NFU joins campaign to cut level-crossing accidents at harvest

Network Rail has teamed up with the NFU to help keep farmers and their workers safe at level crossings this harvest.

In the past five years there have been more than 100 near-miss incidents at crossings on farmland and four instances of trains striking farm vehicles.

Last year saw the number of near misses jump 47% from 15 to 22 incidents, a reversal on years of steady decline.

See also: Driver survives after tractor sliced in two by train

Therefore, in an effort to reverse this disturbing trend, a new campaign has been launched to remind farmers of safety rules when using level crossings.

For the campaign, posters and booklets that can be used around farm to remind how to use crossings safely have been produced.

The material reminds farmworkers of the importance of:

  • Using the telephones at level crossings to check that it is safe to cross
  • Remembering to close the gates at level crossings after use so others
  •  don’t mistakenly think it is safe to cross
  • Clearing the crossing as quickly as possible, particularly when moving
  •  livestock across it.

Network Rail’s 100 level-crossing managers will be working closely with their local NFU branches to deliver a programme of education for farmers and their workers.

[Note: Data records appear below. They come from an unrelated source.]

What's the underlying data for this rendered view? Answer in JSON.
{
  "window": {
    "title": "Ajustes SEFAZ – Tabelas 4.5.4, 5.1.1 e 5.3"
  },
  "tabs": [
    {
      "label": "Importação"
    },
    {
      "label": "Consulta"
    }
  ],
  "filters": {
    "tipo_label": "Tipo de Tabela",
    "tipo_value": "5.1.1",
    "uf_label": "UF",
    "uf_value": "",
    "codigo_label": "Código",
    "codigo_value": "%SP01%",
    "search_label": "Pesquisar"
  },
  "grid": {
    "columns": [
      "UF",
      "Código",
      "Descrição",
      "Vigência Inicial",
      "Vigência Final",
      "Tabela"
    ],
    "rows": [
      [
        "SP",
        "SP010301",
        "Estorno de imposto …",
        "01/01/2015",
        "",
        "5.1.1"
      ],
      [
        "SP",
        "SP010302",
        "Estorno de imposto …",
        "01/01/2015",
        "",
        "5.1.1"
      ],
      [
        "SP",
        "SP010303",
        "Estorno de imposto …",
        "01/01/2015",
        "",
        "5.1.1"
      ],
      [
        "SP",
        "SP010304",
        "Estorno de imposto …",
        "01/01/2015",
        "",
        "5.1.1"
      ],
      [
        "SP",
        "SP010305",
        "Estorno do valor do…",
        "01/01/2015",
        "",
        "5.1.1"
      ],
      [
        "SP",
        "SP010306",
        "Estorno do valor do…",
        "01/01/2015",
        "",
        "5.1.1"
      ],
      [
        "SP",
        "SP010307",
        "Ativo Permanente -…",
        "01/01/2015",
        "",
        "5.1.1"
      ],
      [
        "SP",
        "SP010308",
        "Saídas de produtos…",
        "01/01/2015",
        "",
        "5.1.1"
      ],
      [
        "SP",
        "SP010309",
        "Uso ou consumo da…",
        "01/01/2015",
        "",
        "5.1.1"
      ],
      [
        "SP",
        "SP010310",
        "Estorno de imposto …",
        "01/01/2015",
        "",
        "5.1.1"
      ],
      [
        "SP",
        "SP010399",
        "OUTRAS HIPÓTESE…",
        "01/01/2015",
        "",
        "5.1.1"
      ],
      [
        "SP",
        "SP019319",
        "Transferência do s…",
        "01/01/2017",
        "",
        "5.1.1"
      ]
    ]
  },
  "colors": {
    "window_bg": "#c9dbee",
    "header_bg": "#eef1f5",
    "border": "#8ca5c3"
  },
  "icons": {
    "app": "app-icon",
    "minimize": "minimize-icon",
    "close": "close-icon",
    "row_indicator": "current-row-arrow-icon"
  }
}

This will be carried out over the coming months, targeting those working at harvest this season and next year.

NFU vice-president Guy Smith said: “We appreciate farmers are often under pressure during busy periods, but would urge them to be extra vigilant, ensuring that all safety procedures are followed strictly and all workers on their farms are well-informed.

“With more than 100 near-miss incidents at level crossings on farmland since 2010, we recognise the importance of such a campaign and hope that our members will be better informed as a result.

“We hope that working with Network Rail level-crossing managers at a local level will not only improve the safety of our members and the public, but also help improve communication and understanding as a whole with our membership.”